But Agriculture Secretary Tom Vilsack, a former governor of Iowa, declined to characterize the president’s strategy as effective when asked by The Washington Times how Iowa voters would respond to the call.

“That’s what democracy is all about,” Mr. Vilsack said. “I think the president not only holds Congress to that standard, but I think he has said on repeated occasions he holds himself to that standard. We are faced with difficult times, but the president has an extraordinary confidence and faith in the American people.”

Despite the heavily political overtones of the bus trip, White House spokesman Jay Carney told reporters that the president is not in campaign mode. He said the trip is a matter of promoting a jobs agenda.

“If we are unable to achieve some of those goals then we would have to take the argument to the American people,” Mr. Carney said.

Mr. Vilsack and several other Cabinet members took part in the jobs forum Tuesday at Northeast Iowa Community College.
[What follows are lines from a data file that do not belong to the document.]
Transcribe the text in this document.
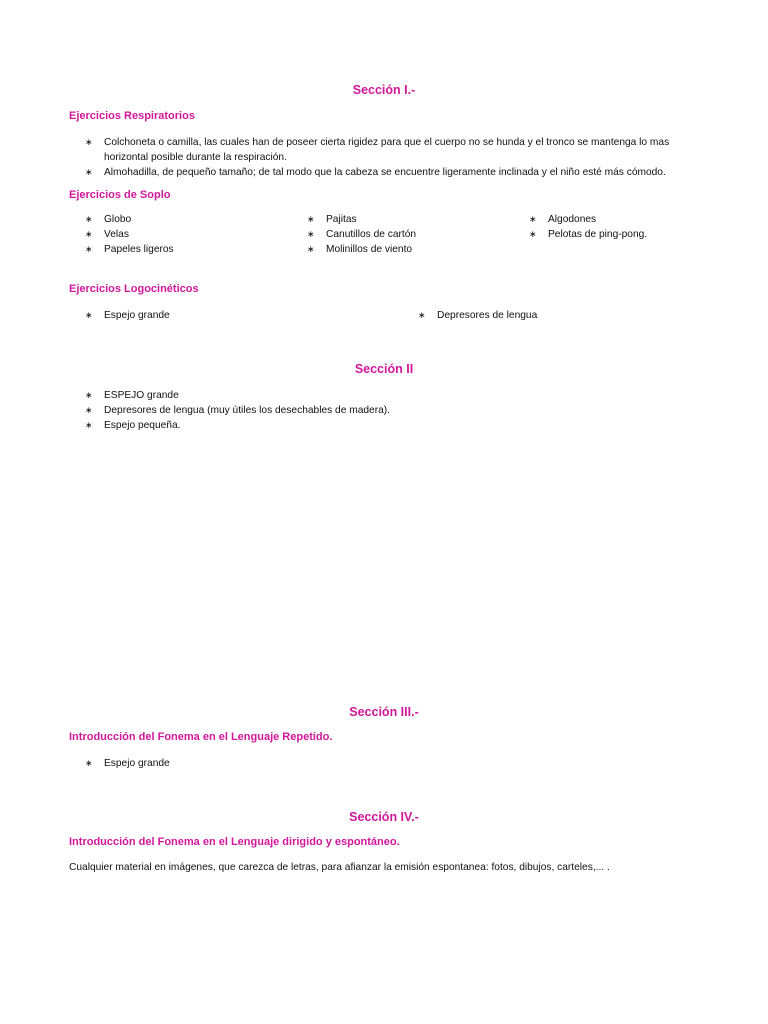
Sección I.-
Ejercicios Respiratorios
∗ Colchoneta o camilla, las cuales han de poseer cierta rigidez para que el cuerpo no se hunda y el tronco se mantenga lo mas horizontal posible durante la respiración.
∗ Almohadilla, de pequeño tamaño; de tal modo que la cabeza se encuentre ligeramente inclinada y el niño esté más cómodo.
Ejercicios de Soplo
∗ Globo
∗ Velas
∗ Papeles ligeros
∗ Pajitas
∗ Canutillos de cartón
∗ Molinillos de viento
∗ Algodones
∗ Pelotas de ping-pong.
Ejercicios Logocinéticos
∗ Espejo grande	∗ Depresores de lengua
Sección II
∗ ESPEJO grande
∗ Depresores de lengua (muy útiles los desechables de madera).
∗ Espejo pequeña.
Sección III.-
Introducción del Fonema en el Lenguaje Repetido.
∗ Espejo grande
Sección IV.-
Introducción del Fonema en el Lenguaje dirigido y espontáneo.

Cualquier material en imágenes, que carezca de letras, para afianzar la emisión espontanea: fotos, dibujos, carteles,... .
They held sessions with farmers, small business owners and others to strategize about boosting the rural economy with initiatives such as expanding broadband access and boosting loan programs.

The White House also announced a $510 million initiative through the Agriculture and Energy departments and the U.S. Navy over three years to produce advanced aviation and marine biofuels to power military and commercial transportation. Mr. Vilsack said the proposal would spend “money that’s already in the budget.”